Even though the young lions of the ’80s and ’90s were very much a boy’s club, especially on the instrumental side, Butler recognized the talents of women musicians. At Blue Note, he’d signed Bobbi Humphrey and pianist Barbara Carroll; at Columbia, he brought soprano saxophonist/flutist Hilary Schmidt, violinist Sonya Robinson, soprano/alto saxophonist Jane Ira Bloom, singer Nnenna Freelon, and pianists Aziza Mustafa Zadeh and Rachel Z onboard.

Bloom, who’d already released several albums before signing with Columbia, remembers Butler as being a “class act” and regards him as “one of the last great A&R men in jazz. … The tone of our conversations was always about music. George was very curious about the fact that I was using live electronics from the perspective of a jazz improviser.”

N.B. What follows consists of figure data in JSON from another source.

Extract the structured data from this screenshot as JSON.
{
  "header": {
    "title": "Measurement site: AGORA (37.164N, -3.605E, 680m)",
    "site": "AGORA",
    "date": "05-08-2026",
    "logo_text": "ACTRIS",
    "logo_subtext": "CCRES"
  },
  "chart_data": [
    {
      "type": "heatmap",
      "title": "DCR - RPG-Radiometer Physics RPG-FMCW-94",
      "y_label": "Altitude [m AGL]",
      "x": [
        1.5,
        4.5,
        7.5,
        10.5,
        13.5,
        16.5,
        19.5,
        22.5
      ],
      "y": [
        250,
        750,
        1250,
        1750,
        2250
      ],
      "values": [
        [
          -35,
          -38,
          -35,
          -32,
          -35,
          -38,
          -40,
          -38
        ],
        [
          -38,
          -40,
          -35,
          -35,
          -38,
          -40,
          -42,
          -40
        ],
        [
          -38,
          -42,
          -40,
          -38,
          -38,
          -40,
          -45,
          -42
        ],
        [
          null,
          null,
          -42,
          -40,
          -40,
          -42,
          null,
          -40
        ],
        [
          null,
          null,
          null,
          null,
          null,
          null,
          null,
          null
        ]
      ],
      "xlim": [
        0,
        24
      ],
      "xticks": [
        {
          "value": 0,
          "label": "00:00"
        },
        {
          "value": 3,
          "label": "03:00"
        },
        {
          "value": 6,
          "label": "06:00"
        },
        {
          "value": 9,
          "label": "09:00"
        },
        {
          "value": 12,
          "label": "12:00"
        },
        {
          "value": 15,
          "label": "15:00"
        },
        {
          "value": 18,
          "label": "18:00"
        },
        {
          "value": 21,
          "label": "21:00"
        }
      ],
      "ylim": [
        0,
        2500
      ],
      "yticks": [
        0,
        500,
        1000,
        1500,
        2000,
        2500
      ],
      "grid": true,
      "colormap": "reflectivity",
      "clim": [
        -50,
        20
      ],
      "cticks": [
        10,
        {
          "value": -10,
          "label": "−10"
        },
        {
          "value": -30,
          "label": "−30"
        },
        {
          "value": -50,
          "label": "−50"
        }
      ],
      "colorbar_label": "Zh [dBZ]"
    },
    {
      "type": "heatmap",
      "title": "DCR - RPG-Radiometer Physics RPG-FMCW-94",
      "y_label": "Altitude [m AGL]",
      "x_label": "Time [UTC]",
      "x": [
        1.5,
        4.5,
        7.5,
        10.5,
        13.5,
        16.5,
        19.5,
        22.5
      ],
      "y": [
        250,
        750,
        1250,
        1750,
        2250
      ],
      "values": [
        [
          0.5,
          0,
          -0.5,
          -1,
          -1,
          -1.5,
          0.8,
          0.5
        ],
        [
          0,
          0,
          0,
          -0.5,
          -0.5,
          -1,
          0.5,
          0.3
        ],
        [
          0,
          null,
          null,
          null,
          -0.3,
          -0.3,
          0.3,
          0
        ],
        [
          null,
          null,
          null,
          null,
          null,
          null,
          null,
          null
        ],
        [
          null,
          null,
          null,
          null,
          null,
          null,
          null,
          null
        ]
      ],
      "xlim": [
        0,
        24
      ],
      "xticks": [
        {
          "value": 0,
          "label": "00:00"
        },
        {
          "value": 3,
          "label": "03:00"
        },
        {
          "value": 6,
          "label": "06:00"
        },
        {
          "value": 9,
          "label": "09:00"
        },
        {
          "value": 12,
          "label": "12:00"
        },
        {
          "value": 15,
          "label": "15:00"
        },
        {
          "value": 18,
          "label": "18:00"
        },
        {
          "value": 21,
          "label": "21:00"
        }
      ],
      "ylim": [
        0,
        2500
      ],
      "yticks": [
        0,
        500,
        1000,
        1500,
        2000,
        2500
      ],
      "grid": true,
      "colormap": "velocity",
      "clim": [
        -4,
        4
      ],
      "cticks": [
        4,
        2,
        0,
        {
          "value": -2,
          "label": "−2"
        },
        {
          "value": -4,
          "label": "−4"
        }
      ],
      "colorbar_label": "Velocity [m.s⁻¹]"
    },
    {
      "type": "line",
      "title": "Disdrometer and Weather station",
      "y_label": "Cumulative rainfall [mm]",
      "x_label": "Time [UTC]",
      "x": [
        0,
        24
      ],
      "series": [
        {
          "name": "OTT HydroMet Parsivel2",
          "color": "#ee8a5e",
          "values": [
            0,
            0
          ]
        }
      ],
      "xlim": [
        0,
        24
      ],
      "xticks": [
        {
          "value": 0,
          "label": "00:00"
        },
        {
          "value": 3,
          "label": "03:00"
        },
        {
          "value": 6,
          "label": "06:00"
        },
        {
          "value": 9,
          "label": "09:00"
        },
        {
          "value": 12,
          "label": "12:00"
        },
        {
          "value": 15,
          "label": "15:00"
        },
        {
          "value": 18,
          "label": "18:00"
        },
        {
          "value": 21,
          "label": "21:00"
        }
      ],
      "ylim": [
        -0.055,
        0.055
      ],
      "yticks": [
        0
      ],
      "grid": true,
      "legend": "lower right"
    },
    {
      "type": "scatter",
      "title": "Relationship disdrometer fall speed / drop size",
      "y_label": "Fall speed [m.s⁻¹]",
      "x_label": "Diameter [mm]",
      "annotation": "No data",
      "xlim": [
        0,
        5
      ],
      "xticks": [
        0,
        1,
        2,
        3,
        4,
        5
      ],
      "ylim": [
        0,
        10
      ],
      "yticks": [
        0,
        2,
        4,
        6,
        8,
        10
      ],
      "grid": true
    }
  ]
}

When it came time to record her 1987 Columbia debut Modern Drama, Bloom was one of the label’s few new jazz signees allowed to manage their own budget as a producer. She was also allowed to record with pianist Fred Hersch, bassist Ratzo Harris, drummer Tom Rainey, and vibraphonist David Friedman—musicians with whom she’d already developed a rapport.

“[Butler] recognized me as a woman playing an instrument largely associated with men,” Bloom recalls. “He heard something special in my music, and he wasn’t afraid to get behind it.”

Rachel Z recalls a similar experience when she signed with the label for her 1993 debut Trust the Universe. Butler “knew that it would be a little hard for me being a woman in jazz,” she says. “But we really never spoke about that. He just acted on respecting me as a musician. In that way, he nurtured my talent. He set my expectations high and got me to believe in myself. He was always positioning me to the best of his abilities for me to perform in really high places.”